No presto libros, puedo prestar dinero pero no libros, es como prestar un hijo o un árbol, para seguir con el manual del padre del aula. Soy mis libros. Estoy por llorar de emoción. Ya diré por qué. En un divorcio, antes de tomar una decisión tan importante, me di cuenta de que lo primero que debía hacer es encontrar un lugar para mudar los libros. Una vez que lo hice, puse mi ropa en un bolso y me fui. Llamé a la mudadora para que desclavara los estantes y metiera los libros en cajas para transportarlos a su nuevo lugar, supe que no iba a la calle, sino a mi nuevo hogar.

No concibo mi hogar sin mis libros, y mi oficina es la parte trasera de mi hogar, ya sea adosado o a unas pocas cuadras de mi nuevo domicilio.

Mente, cuerpo, corazón y alma: Tomás Abraham organiza en cuatro capítulos un libro diferente, escrito en pandemia
Mente, cuerpo, corazón y alma: Tomás Abraham organiza en cuatro capítulos un libro diferente, escrito en pandemiaRICARDO PRISTUPLUK

Si no estudio, leo, como ahora, y leo al azar, a mis favoritos o a los que descubro, y comento lo aleatorio de mis lecturas en estas páginas, pero para eso debo recorrer los estantes de mi biblioteca y sacar el libro que quiero leer en el momento. Pero si viajo a Colonia del Sacramento sin plan de estudio y sin llevar todos mis libros, no podré elegir algunos de ellos porque no sé qué querré leer en cualquier momento. No me puedo llevar una biblioteca. Mi esposa insiste en que tiene la solución: Kindle. Un hermoso regalo para mi cumpleaños.

Ya dije que me dan ganas de llorar. No lo siento como un cambio de tecnología, sino como un exilio, un éxodo. Una despedida. Un adiós.

Por favor no me digan que hago demasiado espamento. No me humillen. Se lo digo a mi otro yo bautizado como el superyó que los representa, es vuestro agente moral. Soy muy selectivo para elegir un libro.
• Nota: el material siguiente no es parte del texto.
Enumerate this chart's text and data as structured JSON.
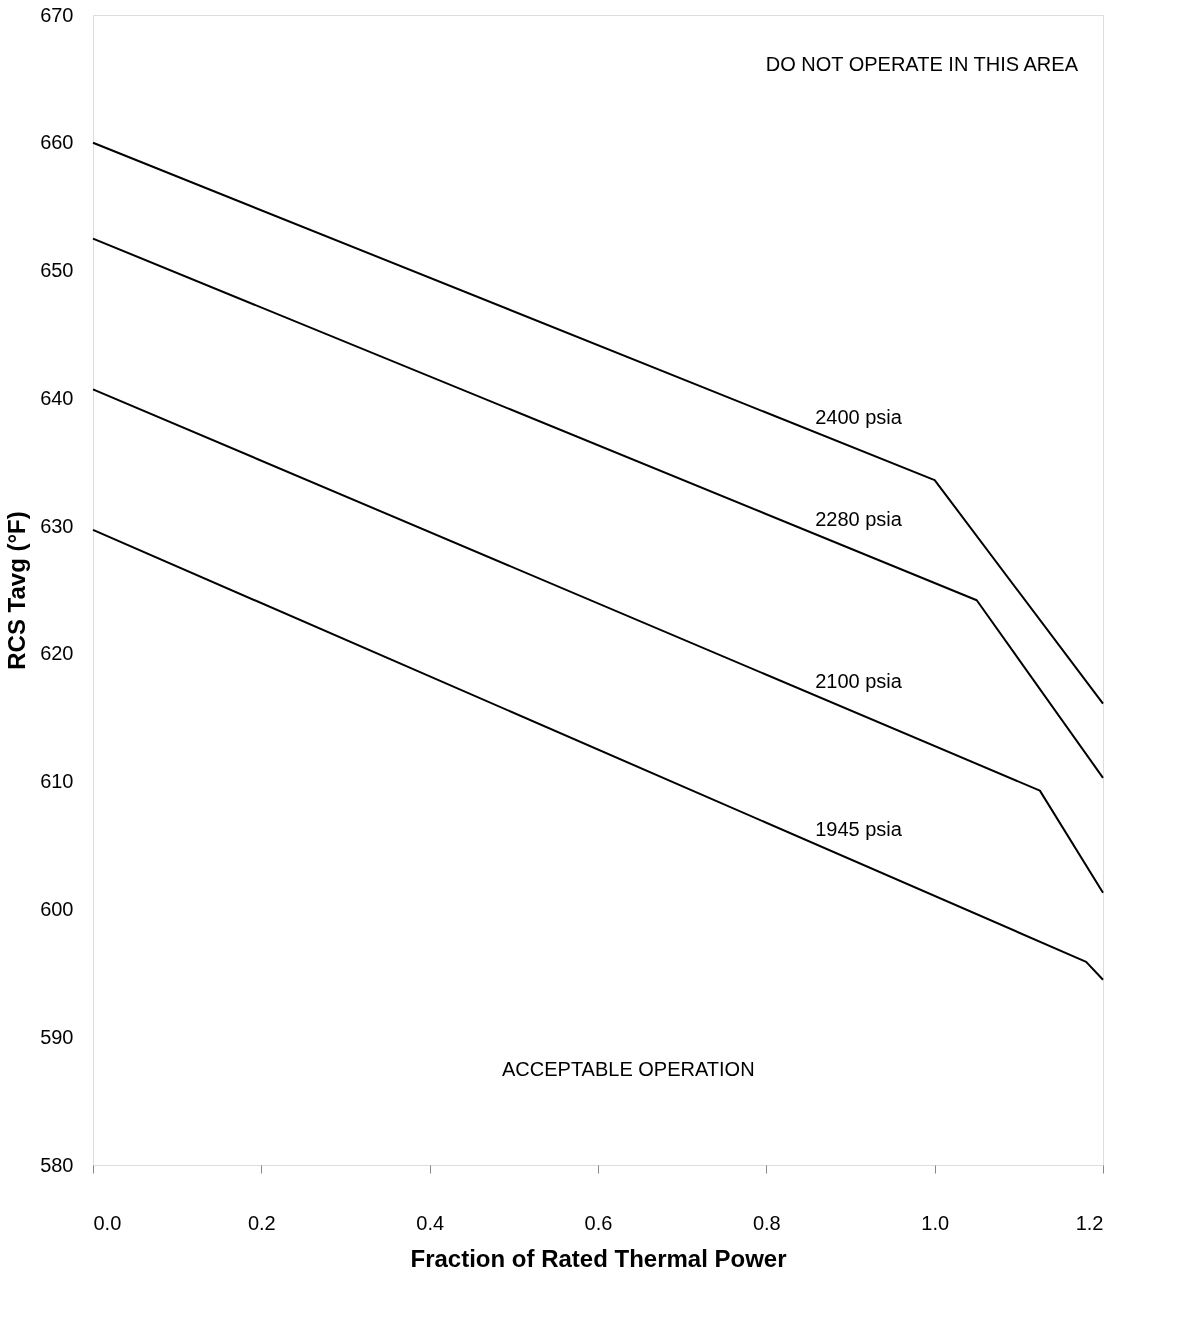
{
  "chart_data": {
    "type": "line",
    "xlabel": "Fraction of Rated Thermal Power",
    "ylabel": "RCS Tavg (°F)",
    "xlim": [
      0,
      1.2
    ],
    "ylim": [
      580,
      670
    ],
    "xticks": [
      {
        "value": 0,
        "label": "0.0"
      },
      0.2,
      0.4,
      0.6,
      0.8,
      {
        "value": 1,
        "label": "1.0"
      },
      1.2
    ],
    "yticks": [
      580,
      590,
      600,
      610,
      620,
      630,
      640,
      650,
      660,
      670
    ],
    "grid": false,
    "legend": false,
    "marker": "none",
    "line_style": "solid",
    "annotations": [
      "DO NOT OPERATE IN THIS AREA",
      "ACCEPTABLE OPERATION"
    ],
    "series": [
      {
        "name": "2400 psia",
        "color": "#000000",
        "x": [
          0,
          1.0,
          1.2
        ],
        "values": [
          660,
          633.6,
          616.1
        ]
      },
      {
        "name": "2280 psia",
        "color": "#000000",
        "x": [
          0,
          1.05,
          1.2
        ],
        "values": [
          652.5,
          624.2,
          610.3
        ]
      },
      {
        "name": "2100 psia",
        "color": "#000000",
        "x": [
          0,
          1.125,
          1.2
        ],
        "values": [
          640.7,
          609.3,
          601.3
        ]
      },
      {
        "name": "1945 psia",
        "color": "#000000",
        "x": [
          0,
          1.18,
          1.2
        ],
        "values": [
          629.7,
          595.9,
          594.5
        ]
      }
    ]
  }
}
Leo poco en castellano. Por razones de trabajo, repito, mis idiomas son el francés y el inglés. No entro a una librería y elijo al azar una novela. Aunque no estudie, soy un estudioso. Escribí un libro que se llama Historia de una biblioteca, de la mía, es una historia de la filosofía guiado por mis libros. Recuerdo que al comienzo escribí que la biblioteca es el cuerpo del aficionado a la filosofía. ¿Qué es un caracol o una tortuga sin caparazón?
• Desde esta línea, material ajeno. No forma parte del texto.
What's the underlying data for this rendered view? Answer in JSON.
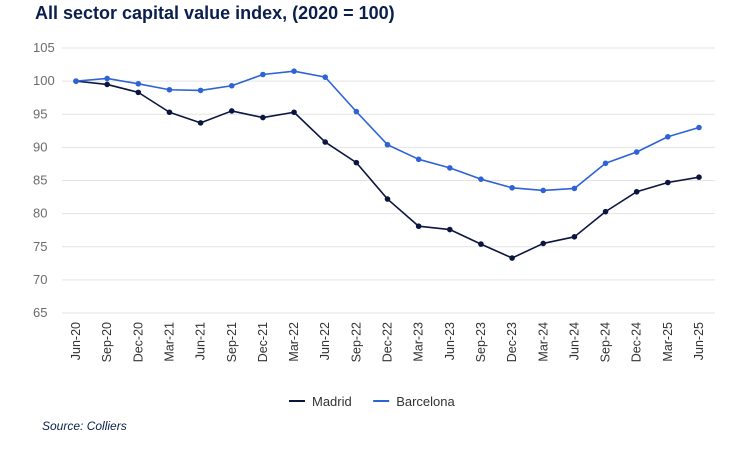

Sé que todo tiene solución salvo lo que no lo tiene y hasta que conserve el sentido de la vista podré leer y mientras pueda comprarme una tableta también podré leer, no me la voy a comprar, me la regala mi esposa, que está entusiasmada con el cambio, para ella de formato; para mí, de vida. De acuerdo, se talarán menos árboles. Argumento ecológico sumado al higiénico y al de la libertad entendida como control sobre el formato de lectura.

No sé qué reacción tendría, ella, arquitecta de paisajes, si le dijera que desde ahora se le prohibirá plantar árboles salvo que sean bonsái, miniatura que aborrece y le duele en el alma.

Para mí un e-book es un bonsái.

***

Traje dos valijas llenas de libros a mi oficina en la que estoy ahora y los coloqué en los estantes. Son los de historia argentina, la que se encuadra en la Década Infame. Mi casa quedó vacía de libros nacionales salvo un par de Borges, que es universal, y las aguafuertes de Arlt, que son porteñas. Ayer recibí mi regalo anticipado de cumpleaños, el kindle. Es pequeño, ni siquiera puedo decir que es chico, pero es pequeño, me cabe en la palma de la mano, como un gorrión. Quizá lo bautice “gorrión”. Sustituye a mis miles de libros que son mi vida. No lo sé usar, al menos cargué su batería, mi única esperanza es el entusiasmo de algunos usuarios que conozco que dicen que me va a cambiar la vida, que los libros son sucios e incómodos y otras frases que me deprimen. Me hacen pensar en todos los años que tengo y en el libro que no encuentra editores, mi último libro, Sinagogas con candado, del que espero alguna respuesta de los editores que lo leen. Mis últimos editores lo rechazaron, uno por mi rechazo a sus recomendaciones groseras, y el otro porque no le interesó, supongo. Todos hablan de un ochenta por ciento de menos publicaciones por la pandemia.

Escucho radio con una radio portátil a rosca, soy de la rosca, se dice analógico, pero no me voy a poner a llorar porque lea en el futuro con kindle y le saquen el subrayado de las páginas de los libros porque no olvido que no tengo ganas de estudiar, y sin estudio la necesidad de libros físicos y de trabajo con minas de carbón para resaltar párrafos y la birome para anotar citas en hojas A4, se hace superfluo.

«Si me importa lo cotidiano, lo que hago cada día, es contar lo que pienso, las ideas que se me ocurren, los libros que leo en los que pesco las ideas de otros, y las que me provocan después de pescarlas, porque es lo que me estimula estar despierto hasta que me duermo.»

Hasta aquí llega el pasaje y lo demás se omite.